Twelve Weeks in Spring

by James Montgomery

Pub Date: Nov. 3rd, 2014
ISBN: 978-1490857091
Publisher: Westbow Press

A series of hopeful messages for a church in crisis.

Montgomery begins his series of inspirational, uplifting religious ruminations in an unusual way—by setting them in a somber context. He originally gave the sermons in a real-life small church “located on the edge of a large city somewhere in the English-speaking Western world,” which was split by inner strife and turmoil. The congregation couldn’t agree about a possible expansion into a new building and eventually the church closed its doors as a result. As the pastor, Montgomery accepted full responsibility, but he also wondered why God allowed it to happen. When he reread the 12 Sunday homilies he delivered to his congregation during the 12 weeks of crisis, he was struck in retrospect by the clear ways in which God was speaking directly to the crisis, although none of the mortals involved could stop arguing long enough to hear the message.

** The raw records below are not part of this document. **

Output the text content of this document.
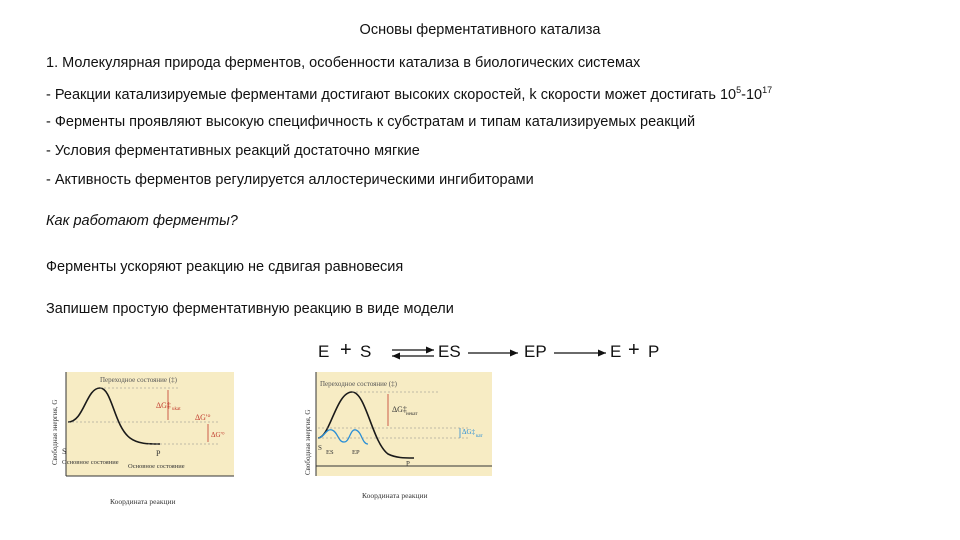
Основы ферментативного катализа
1. Молекулярная природа ферментов, особенности катализа в биологических системах
- Реакции катализируемые ферментами достигают высоких скоростей, k скорости может достигать $10^5-10^{17}$
- Ферменты проявляют высокую специфичность к субстратам и типам катализируемых реакций
- Условия ферментативных реакций достаточно мягкие
- Активность ферментов регулируется аллостерическими ингибиторами
Как работают ферменты?
Ферменты ускоряют реакцию не сдвигая равновесия
Запишем простую ферментативную реакцию в виде модели
E + S	ES	EP	E + P
Свободная энергия, G
Переходное состояние (‡)
ΔG‡ ukat
ΔG'°
ΔG'°
S	P
Основное состояние
Основное состояние
Координата реакции
Свободная энергия, G
Переходное состояние (‡)
ΔG‡
некат
ΔG‡
кат
ES	EP
S
P
Координата реакции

Time and again in these sermons, readers will find the author earnestly hitting notes of exceptionalism (“If we are to come into God’s presence as we seek to do here on a Sunday morning,” he reminded his listeners at one point, “we must also be separated from and untouched by evil of any kind”) and the need to be responsive to a higher calling (“if we do not respond, God will turn to others”). By explicating various Bible passages in these sermons, from the story of Mary and Martha to the Lord’s Prayer to the original sin and exile of Cain, Montgomery effectively seeks to reinforce John Wesley’s dictum that there’s no such thing as a solitary Christian. Seen in the context of other calls to reconciliation that came too late for their intended listeners, these sermons, although very clearly phrased, may make for melancholy reading.

Eloquent meditations on the healing power of Christian community, offered in the sobering aftermath of a church community’s dissolution.